As they celebrate their party’s centenary, China’s leaders remain obsessed with the fate of the Soviet Union and its political reforms. They study history to avoid a repeat.

Originally published in the Australian Financial Review.

The Chinese Communist Party (CCP) has just celebrated its 100th birthday this week, making it one of the longest surviving communist parties in the world – and certainly the most successful one.

Although the party’s confidence is at its peak, the collapse of the Soviet Communist Party still haunts the Chinese leaders.

Over the years, the party has commissioned and supported many major inquiries into the fall of the Soviet Union by leading scholars. One of the most recent efforts, in 2008, was by China’s leading Russia and the Cold War historian, Shen Zhihua. It was voted as one of the 10 most popular books by party members working for the central party office and its agencies.

The CCP is following a long Chinese imperial tradition of compiling official histories of its predecessors. Apart from the Soviet history, the Chinese government is also working on the massive project of a 95-volume history of Qing, the last imperial dynasty that ruled from 1644 to 1912.

In addition to commissioning such inquiries, every party secretary general since Mao has convened politburo ‘group study sessions’ aimed at understanding the spectacular collapse of the once mighty Soviet Communist party, which at its peak boasted 18 million party members and an armed force rivalling that of the United States. 

On January 5, 2013, shortly after his election by the party Central Committee as the Secretary General, Xi Jinping spoke to members of the top decision-making body – about the lessons that needed to be learned. “Why did the Soviet Union collapse? Why did the Soviet party lose power?” he asked rhetorically.

He said one of the top lessons was “historical nihilism” and “ideological confusion” among party members. Xi said the total denunciation of the achievements of the Soviet Union, Lenin, Stalin and the party itself led to ideological confusion and resulted in the paralysis of the party structure – as well as the loss of control over the armed forces.

Since coming to power, Xi has embarked on one of the most fierce ideological campaigns to purify the party since China’s successful opening up and reform campaign of the late 1970s.  The party is re-emphasising its authority over every facet of the country – from neighbourhood committees to the boardrooms of the country’s tech giants.

“Party and government, military, civilian and learning – east, west, south, north and centre – the party is leader of all,” says Xi, the supreme leader.  Though the country’s 100 million party members no longer need to study Mao’s red books, they are learning about the party’s history and philosophy on their mobile phones.

Xi’s campaign to reassert the party’s prominence is a point that is made strongly in a six-episode official documentary released 10 years ago, which featured a large number of former senior Soviet party leaders, including politburo members. The producer of the series is deputy head of the Chinese Academy of Social Sciences, a top government think tank.

The documentary argues that one of the key factors leading to the downfall of the Soviet party was the voluntary surrendering of its political power which culminated in the amendment of Article Six of the Soviet Constitution – the article that legally entrenched the Soviet Communist Party’s monopoly over political power.

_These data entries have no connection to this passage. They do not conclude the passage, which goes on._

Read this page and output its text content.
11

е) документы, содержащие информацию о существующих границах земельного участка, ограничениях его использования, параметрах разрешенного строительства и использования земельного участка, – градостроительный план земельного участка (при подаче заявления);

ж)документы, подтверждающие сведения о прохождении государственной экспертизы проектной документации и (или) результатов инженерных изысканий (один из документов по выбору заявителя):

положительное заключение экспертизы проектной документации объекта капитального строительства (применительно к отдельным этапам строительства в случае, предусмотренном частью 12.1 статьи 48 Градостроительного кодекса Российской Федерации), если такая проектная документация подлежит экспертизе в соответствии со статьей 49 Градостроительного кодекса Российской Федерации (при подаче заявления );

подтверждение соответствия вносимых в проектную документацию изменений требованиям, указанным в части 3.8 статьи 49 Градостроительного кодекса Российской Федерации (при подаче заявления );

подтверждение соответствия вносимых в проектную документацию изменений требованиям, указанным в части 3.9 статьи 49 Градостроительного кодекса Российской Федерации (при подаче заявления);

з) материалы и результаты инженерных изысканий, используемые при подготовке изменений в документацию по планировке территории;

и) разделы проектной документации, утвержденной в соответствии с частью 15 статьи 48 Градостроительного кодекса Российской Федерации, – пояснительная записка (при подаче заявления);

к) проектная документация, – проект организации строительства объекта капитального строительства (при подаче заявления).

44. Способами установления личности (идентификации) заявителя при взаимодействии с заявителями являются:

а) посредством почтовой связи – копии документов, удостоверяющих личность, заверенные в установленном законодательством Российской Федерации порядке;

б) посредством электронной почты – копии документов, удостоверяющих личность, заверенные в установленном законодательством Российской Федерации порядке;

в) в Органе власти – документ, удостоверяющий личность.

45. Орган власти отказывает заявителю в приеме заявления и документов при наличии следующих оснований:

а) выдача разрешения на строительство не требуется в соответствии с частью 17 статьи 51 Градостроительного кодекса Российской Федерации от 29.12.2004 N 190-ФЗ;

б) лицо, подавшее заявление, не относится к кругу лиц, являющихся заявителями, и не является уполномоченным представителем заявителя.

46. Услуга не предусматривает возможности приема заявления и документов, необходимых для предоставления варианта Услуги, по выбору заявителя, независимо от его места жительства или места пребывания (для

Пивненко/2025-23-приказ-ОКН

In the eyes of the Chinese Communists, an irredeemable folly.

On historical nihilism, Gorbachev’s “ideological confusion” was traced back to the 20th party congress, when Khrushchev denounced Stalinism. The Chinese Communists see this as the turning point; the point at which the seeds of future destruction were sown.

Apart from the need to have absolute control over the political power, the most important lesson for the CCP from the Soviets is the need to make the economy work.

These days, this may seem like a given. But this recommendation was made only a few years after the Tiananmen crackdown, when hardliners wanted to stop further economic reform. Scholars from the Chinese Academy of Social Sciences argue the vitality of any political system is dependent on its ability to increase national power and improve citizens’ living standards. The socialist system is no exception.

Turning a once-backward agrarian economy into the world’s second-most powerful economy within striking distance of displacing the US is perhaps the greatest achievement of the Chinese Communists. They appreciate that the sclerosis of the Soviet system was largely due to an inefficient economic system, and they have sought to avoid the same fate.

They have constantly experimented between control and private sector dynamism in an effort to find the winning formula. Paradoxically, they have somehow managed to let entrepreneurship of the Chinese people to flourish within a closed political system.

A corollary point made by the scholars is the necessity of continued reform. However, they were at pains to emphasis they were not talking about Gorbachev’s “misguided’ political reform.

Reform, in the Chinese political lexicon, and as a lesson learnt from the demise of the Soviets, is about changing the country’s economic structure and relations within the country’s socialist political system. For the Chinese communists, where their Soviet brethren went wrong was putting political reform before economic change.

The remarkable longevity and success of the Chinese Communist Party can at least partly be attributed to its capacity for reinvention, and its willingness to learn from the past. As the CCP celebrates its centennial, the collapse of the Soviet empire will continue to serve as a reminder of the fragility of power – even as the party might currently appear more invincible than ever.